WPI 351.02 Trade Secret—Definition
6A WAPRAC WPI 351.02Washington Practice Series TMWashington Pattern Jury Instructions--Civil
6A Wash. Prac., Wash. Pattern Jury Instr. Civ. WPI 351.02 (7th ed.)
Washington Practice Series TM
Washington Pattern Jury Instructions--Civil
April 2022 Update
Part XVIII. Commercial Litigation
Chapter 351. Trade Secrets
WPI 351.02 Trade Secret—Definition
Washington law prohibits misappropriation of a trade secret. “Trade secret” means information, including a formula, pattern, compilation, program, device, method, technique, or process that:
(1) Derives independent economic value, actual or potential, from not being generally known to, and not being readily ascertainable by proper means by, other persons who can obtain economic value from its disclosure or use; and
(2) Is the subject of efforts that are reasonable under the circumstances to maintain its secrecy.
NOTE ON USE
This instruction defines a term used in WPI 351.01 (Trade Secrets—Burden of Proof). The following instructions should also be used: WPI 351.05 (Independent Economic Value—Definition) and WPI 351.08 (Reasonable Efforts to Maintain Secrecy—Definition).
The instruction is based on RCW 19.108.010.

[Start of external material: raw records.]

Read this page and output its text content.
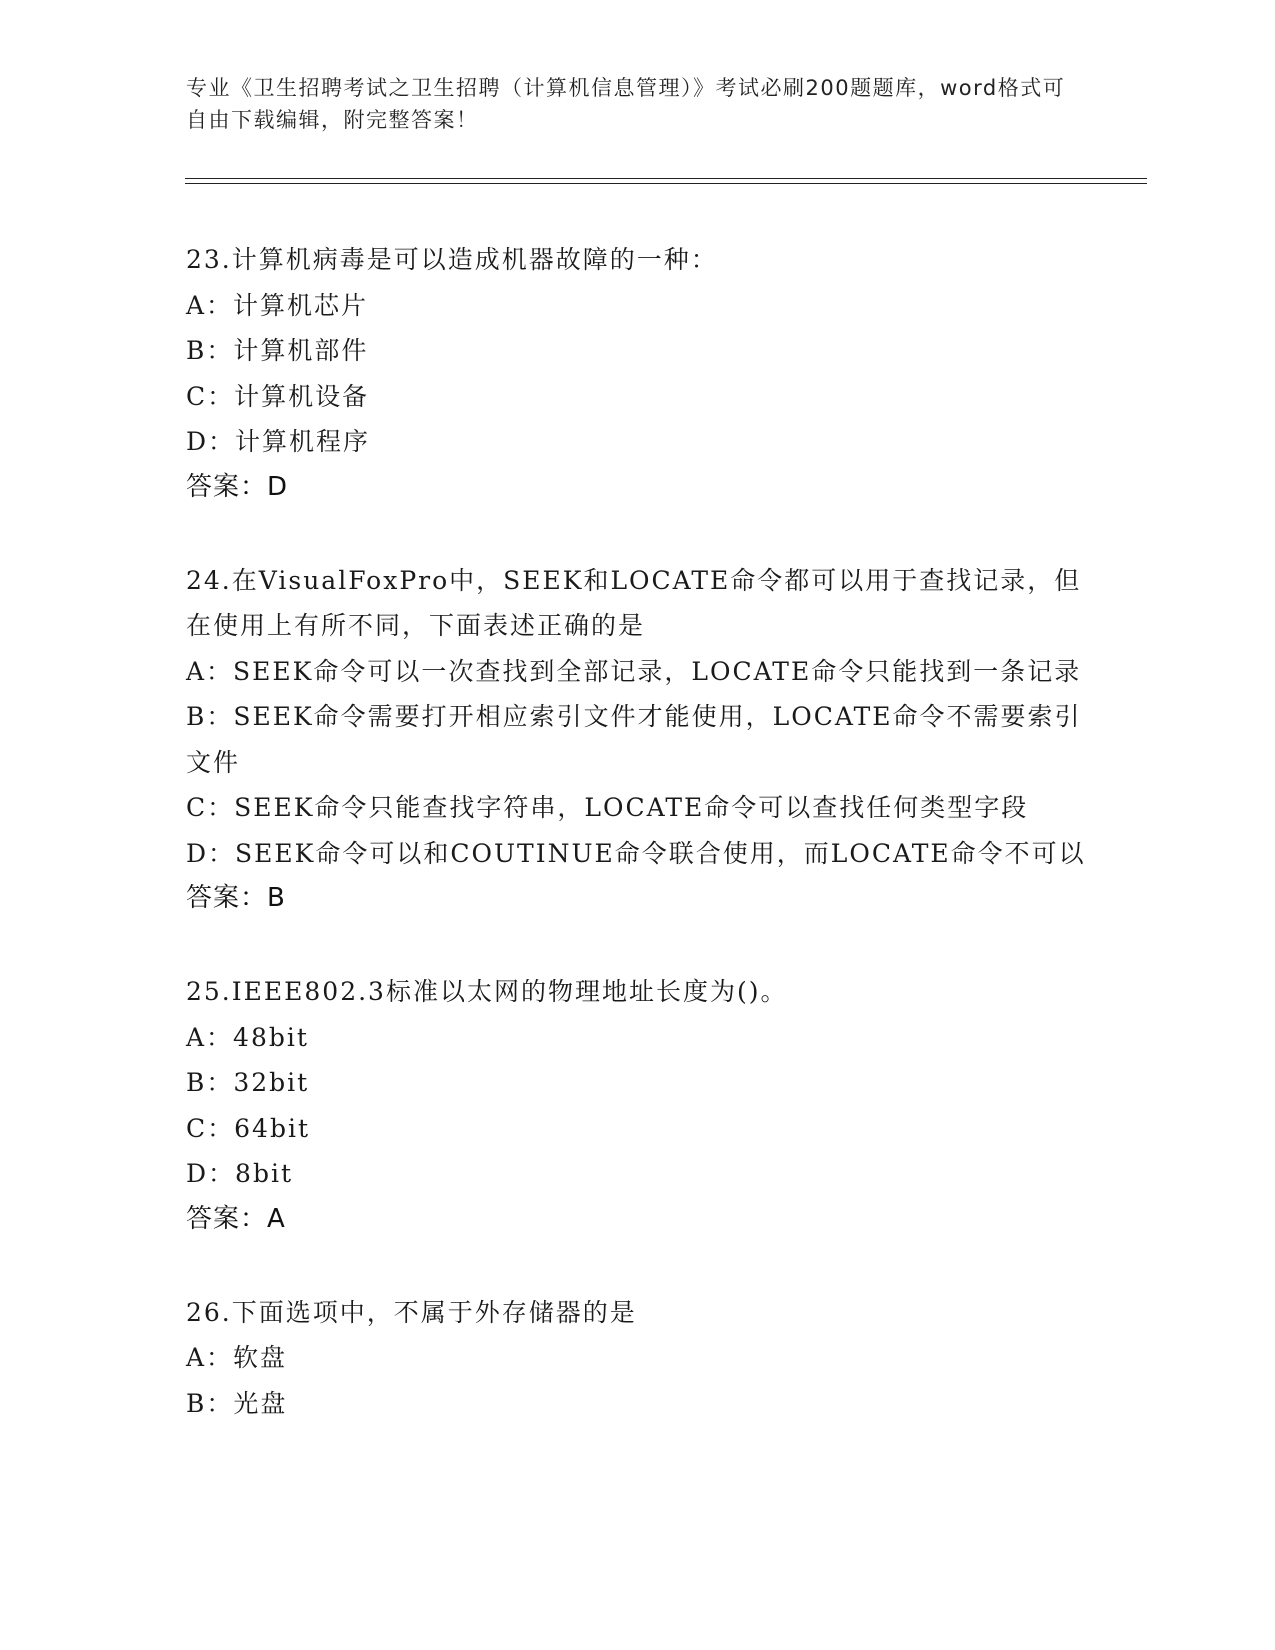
专业《卫生招聘考试之卫生招聘（计算机信息管理）》考试必刷200题题库，word格式可自由下载编辑，附完整答案！

23.计算机病毒是可以造成机器故障的一种：

A：计算机芯片

B：计算机部件

C：计算机设备

D：计算机程序

答案：D

24.在VisualFoxPro中，SEEK和LOCATE命令都可以用于查找记录，但在使用上有所不同，下面表述正确的是

A：SEEK命令可以一次查找到全部记录，LOCATE命令只能找到一条记录

B：SEEK命令需要打开相应索引文件才能使用，LOCATE命令不需要索引文件

C：SEEK命令只能查找字符串，LOCATE命令可以查找任何类型字段

D：SEEK命令可以和COUTINUE命令联合使用，而LOCATE命令不可以

答案：B

25.IEEE802.3标准以太网的物理地址长度为()。

A：48bit

B：32bit

C：64bit

D：8bit

答案：A

26.下面选项中，不属于外存储器的是

A：软盘

B：光盘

While the definition of a trade secret is a matter of law under the Uniform Trade Secrets Act, the determination in a given case whether specific information is a trade secret is a factual question. Ed Nowogroski Ins., Inc. v. Rucker, 137 Wn.2d 427, 436, 971 P.2d 936 (1999); Woo v. Fireman's Fund Ins. Co., 137 Wn.App. 480, 487, 154 P.3d 236 (2007) (application of legal test is fact-specific).
Washington case law interpreting “trade secret.” For a trade secret to exist, the underlying information must not be “readily ascertainable by proper means” from some other source, including the product itself. Boeing Co. v. Sierracin Corp., 108 Wn.2d 38, 49–50, 738 P.2d 665 (1987); Modumetal, Inc. v. Xtalic Corp., 4 Wn.App.2d 810, 824, 425 P.3d 871 (2018); Belo Mgmt. Servs., Inc. v. Click! Network, 184 Wn.App. 649, 343 P.3d 370 (2014).
Although undefined in the Uniform Trade Secrets Act, a “compilation” has been defined as “something that is a product of the putting together of two or more items: as … an accumulation of many things, elements, or influences.” Lyft, Inc. v. City of Seattle, 190 Wn.2d 769, 782, 418 P.3d 102 (2018) (internal quotes and citation omitted). A compilation of information may constitute a trade secret even though the plaintiff cannot prove that every element of the compilation is unavailable elsewhere. Trade secrets frequently contain elements that by themselves may be in the public domain, but which together qualify as trade secrets. Boeing, 108 Wn.2d at 50; Machen, Inc. v. Aircraft Design, Inc., 65 Wn.App. 319, 327, 828 P.2d 73 (1992), overruled on other grounds by Waterjet Tech., Inc. v. Flow Int'l Corp., 140 Wn.2d 313, 996 P.2d 598 (2000). On the other hand, when the information is in the public domain, and the end product of the information is unoriginal, there is no trade secret. Woo, 137 Wn.App. at 488–89 (combination of public data must be novel and unique); Buffets, Inc. v. Klinke, 73 F.3d 965, 968 (9th Cir. 1996) (stating that a plaintiff must prove novelty to establish trade secret under Washington law); see West v. Port of Olympia, 146 Wn.App. 108, 120, 192 P.3d 926 (2008) (information “must be ‘novel’ in the sense that the information must not be readily ascertainable from another source”).
“[W]hether a customer list is protected as a trade secret depends on three factual inquiries: (1) whether the list is a compilation of information; (2) whether it is valuable because unknown to others; and (3) whether the owner has made reasonable attempts to keep the information secret.” Ed Nowogroski, 137 Wn.2d at 442.
The requirement of secrecy is not absolute so long as reasonable efforts have been taken to maintain secrecy. Kewanee Oil Co. v. Bicron Corp., 416 U.S. 470, 94 S.Ct. 1879, 40 L.Ed.2d 315 (1974); K-2 Ski Co. v. Head Ski Co., 506 F.2d 471, 474 (9th Cir. 1974); Machen, 65 Wn.App. at 327.
Trade secrets are not lost merely by such factors as the passage of time, submission to a licensing agency for purposes of government certification, or confidential disclosures to such persons as employees or suppliers. Boeing, 108 Wn.2d at 52. When the information is given out to employees without advising them of its confidentiality, or of measures to be taken to prevent its being obtained by others, security efforts may not be reasonable, even if the defendant actually obtains the information by improper means. Buffets, 73 F.3d at 968.